On arrival, I was asked to enter my vehicle registration into a tablet to avoid parking charges. I was then given a piece of paper which reprinted all my registration details which required me to insert my car registration (again) and signature to say these details were correct.
My room had been guaranteed using a credit card so there was no credit card ritual on check-in. In hand with my digital token (card key) and a piece of card with my room number written on to it. The thinking presumably is, I might forget the room number, which is possible in my case, and there is a human element in the ritual of preparing and being given it, another paper comfort blanket.
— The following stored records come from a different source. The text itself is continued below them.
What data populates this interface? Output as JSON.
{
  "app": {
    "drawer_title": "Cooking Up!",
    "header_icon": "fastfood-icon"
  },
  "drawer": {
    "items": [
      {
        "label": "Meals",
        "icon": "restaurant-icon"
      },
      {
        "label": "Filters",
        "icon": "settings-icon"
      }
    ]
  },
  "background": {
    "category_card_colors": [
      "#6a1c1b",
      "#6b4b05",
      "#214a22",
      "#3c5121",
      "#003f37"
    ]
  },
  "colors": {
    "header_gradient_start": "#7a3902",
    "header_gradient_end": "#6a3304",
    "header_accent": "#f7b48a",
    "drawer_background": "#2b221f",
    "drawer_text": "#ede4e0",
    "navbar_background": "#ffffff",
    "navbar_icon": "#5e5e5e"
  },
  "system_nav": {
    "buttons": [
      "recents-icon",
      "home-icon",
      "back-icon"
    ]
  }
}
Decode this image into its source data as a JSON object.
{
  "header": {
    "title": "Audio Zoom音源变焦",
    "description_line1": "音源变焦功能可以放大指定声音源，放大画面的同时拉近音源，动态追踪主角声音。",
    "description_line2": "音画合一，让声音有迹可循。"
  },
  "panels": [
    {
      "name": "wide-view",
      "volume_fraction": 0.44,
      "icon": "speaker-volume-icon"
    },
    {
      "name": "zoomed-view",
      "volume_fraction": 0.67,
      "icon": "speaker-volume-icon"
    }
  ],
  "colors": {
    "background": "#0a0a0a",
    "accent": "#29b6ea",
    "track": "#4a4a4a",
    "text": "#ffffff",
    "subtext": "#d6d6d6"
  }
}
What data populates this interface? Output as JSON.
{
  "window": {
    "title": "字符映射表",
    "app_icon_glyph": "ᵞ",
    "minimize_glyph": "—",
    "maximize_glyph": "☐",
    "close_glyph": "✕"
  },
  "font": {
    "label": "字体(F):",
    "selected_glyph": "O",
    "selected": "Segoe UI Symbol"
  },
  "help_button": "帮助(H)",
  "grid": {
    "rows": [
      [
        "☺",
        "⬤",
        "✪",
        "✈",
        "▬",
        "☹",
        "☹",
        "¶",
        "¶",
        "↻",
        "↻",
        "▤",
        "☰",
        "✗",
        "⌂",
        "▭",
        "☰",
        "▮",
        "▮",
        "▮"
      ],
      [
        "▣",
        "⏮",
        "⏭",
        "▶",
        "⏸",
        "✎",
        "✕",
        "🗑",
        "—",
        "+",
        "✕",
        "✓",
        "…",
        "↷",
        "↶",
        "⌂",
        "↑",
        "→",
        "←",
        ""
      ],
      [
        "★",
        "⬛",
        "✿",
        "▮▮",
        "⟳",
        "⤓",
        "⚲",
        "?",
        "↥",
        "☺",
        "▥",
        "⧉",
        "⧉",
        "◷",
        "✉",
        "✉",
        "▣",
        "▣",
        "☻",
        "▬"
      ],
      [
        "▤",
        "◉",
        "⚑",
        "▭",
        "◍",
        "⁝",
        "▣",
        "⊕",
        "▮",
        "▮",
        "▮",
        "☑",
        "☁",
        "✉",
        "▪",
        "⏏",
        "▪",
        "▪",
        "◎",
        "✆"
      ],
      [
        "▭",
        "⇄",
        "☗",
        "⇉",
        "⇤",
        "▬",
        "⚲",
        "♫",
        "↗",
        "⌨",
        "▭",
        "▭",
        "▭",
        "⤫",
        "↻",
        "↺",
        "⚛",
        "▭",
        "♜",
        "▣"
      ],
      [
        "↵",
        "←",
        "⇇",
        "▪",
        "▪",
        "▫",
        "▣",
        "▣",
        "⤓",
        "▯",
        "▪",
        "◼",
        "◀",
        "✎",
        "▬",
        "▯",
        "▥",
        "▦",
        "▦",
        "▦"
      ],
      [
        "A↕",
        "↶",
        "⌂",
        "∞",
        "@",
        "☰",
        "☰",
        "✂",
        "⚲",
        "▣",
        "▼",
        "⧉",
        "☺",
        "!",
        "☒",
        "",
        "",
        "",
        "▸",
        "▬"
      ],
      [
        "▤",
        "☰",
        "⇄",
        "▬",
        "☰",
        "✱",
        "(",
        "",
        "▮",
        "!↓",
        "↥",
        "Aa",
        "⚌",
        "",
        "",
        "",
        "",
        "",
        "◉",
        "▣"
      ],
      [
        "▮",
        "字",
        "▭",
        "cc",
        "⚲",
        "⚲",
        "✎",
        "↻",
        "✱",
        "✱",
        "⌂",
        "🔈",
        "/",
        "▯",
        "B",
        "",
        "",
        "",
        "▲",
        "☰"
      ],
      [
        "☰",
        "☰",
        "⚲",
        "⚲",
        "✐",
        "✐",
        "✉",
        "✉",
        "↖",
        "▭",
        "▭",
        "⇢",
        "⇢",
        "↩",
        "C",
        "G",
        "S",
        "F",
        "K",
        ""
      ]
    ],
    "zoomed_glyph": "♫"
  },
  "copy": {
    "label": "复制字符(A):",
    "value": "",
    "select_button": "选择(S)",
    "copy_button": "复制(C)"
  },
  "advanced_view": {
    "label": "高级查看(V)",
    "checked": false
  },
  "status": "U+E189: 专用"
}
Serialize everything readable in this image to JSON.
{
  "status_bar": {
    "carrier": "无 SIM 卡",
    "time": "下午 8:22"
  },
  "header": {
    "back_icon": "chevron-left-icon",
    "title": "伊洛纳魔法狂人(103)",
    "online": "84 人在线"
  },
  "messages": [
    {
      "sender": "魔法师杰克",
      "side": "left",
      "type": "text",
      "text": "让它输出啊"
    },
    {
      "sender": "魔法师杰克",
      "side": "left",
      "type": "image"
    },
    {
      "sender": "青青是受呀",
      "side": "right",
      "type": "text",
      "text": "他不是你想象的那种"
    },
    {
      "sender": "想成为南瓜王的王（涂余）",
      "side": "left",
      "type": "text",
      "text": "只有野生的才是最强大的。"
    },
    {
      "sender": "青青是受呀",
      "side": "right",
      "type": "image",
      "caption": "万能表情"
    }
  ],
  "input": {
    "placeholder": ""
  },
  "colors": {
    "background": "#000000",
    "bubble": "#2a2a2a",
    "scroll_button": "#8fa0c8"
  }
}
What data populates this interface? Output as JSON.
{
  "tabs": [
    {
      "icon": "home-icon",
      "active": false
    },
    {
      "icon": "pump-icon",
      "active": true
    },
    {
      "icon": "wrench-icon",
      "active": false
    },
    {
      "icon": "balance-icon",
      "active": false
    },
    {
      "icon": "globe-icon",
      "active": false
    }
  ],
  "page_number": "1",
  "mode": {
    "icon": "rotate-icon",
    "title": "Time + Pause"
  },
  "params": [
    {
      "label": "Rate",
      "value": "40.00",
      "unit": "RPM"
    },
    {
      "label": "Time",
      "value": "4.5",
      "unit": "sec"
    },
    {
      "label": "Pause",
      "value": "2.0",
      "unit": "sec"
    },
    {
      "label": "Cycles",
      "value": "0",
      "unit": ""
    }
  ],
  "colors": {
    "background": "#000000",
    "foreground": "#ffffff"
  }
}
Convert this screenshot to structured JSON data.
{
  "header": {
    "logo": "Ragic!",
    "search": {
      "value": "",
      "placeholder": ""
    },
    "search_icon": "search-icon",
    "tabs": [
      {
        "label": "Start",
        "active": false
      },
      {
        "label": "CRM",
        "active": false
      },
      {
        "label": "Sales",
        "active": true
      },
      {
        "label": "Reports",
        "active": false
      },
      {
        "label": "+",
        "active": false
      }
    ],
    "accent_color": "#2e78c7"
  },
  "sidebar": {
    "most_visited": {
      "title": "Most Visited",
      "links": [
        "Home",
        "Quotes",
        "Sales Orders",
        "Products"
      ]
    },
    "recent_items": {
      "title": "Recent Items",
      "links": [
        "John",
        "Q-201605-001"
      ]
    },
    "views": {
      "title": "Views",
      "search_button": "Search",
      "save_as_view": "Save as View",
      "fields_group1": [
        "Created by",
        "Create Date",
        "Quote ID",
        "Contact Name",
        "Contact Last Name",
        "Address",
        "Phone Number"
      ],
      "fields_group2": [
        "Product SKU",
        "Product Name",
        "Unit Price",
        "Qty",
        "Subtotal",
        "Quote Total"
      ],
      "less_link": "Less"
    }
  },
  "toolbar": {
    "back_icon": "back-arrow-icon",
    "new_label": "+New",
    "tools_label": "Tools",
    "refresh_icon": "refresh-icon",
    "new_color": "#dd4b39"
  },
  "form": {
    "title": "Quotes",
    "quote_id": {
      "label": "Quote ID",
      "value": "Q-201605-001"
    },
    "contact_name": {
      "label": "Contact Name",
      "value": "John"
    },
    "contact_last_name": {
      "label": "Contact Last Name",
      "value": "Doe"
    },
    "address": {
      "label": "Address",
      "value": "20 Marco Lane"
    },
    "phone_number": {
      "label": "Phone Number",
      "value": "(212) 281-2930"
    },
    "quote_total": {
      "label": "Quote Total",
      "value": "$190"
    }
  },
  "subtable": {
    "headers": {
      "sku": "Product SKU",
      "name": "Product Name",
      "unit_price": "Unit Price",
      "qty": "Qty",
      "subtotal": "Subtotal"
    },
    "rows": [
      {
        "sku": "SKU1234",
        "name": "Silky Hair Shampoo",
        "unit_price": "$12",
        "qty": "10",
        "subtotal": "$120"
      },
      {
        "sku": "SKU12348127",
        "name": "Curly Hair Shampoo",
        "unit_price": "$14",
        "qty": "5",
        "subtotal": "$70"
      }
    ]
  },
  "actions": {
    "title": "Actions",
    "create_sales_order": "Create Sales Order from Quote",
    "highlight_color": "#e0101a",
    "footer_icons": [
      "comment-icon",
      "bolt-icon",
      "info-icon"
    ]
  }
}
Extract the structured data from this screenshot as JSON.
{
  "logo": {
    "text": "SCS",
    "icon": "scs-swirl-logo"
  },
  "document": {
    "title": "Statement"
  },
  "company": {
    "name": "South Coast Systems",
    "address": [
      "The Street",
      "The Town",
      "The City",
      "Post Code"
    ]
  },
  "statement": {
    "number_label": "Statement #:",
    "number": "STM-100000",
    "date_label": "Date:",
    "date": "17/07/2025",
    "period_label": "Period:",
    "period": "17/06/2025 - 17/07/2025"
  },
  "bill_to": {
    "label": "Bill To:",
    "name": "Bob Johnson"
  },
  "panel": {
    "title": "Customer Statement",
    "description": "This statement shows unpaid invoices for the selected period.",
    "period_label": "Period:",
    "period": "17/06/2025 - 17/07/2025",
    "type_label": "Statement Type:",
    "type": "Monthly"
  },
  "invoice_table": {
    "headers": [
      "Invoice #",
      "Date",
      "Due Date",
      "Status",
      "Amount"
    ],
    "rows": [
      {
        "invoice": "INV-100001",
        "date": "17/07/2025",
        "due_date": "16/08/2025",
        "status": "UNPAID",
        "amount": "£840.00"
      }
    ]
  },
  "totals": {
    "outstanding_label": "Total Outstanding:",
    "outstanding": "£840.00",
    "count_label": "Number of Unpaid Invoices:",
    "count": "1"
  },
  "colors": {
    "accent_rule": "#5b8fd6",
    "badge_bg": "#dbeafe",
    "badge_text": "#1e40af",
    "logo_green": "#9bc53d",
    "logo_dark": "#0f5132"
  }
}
After a good night’s sleep, I descended to reception. Upon check-out, there is a delay in printing the bill as the receptionist has to input the name of the card organisation I paid with on the billing system. The delay between the receptionist’s data entry and the start of the printer is longer than the eight seconds maximum tolerance a user has online before switching to another supplier. I can’t help wondering whether it took less time for the booking to get from my PC to the hotel than it does to print my bill out! Never fear there is no awkward silence, the hotel receptionist has the social skills to seamlessly fill the gap, even if I don’t. She explains the card payment system and billing system are separate and that the printer is occasionally known to crash.
During the check-out process, the receptionist uses the phrase “cashing up”, which seems ironic when we are talking about credit card slips, to explain the need, in this case, to keep the paper with the bills. I have an image of somebody adding up all these slips and proving the total by credit card organisation agrees to the total on all the bills for that shift. The need for paper here is clearly something to do with the silos of information between the billing and payment systems.
As I return to the office I scan the hotel bill into our Invu Document Management solution to begin its journey to another payment system, via our expense reimbursement process.
Taking into account the events which unfolded over these past 24 hours, I’m left wondering, do we really need “paper to keep a track of things” or is this just a comfort blanket?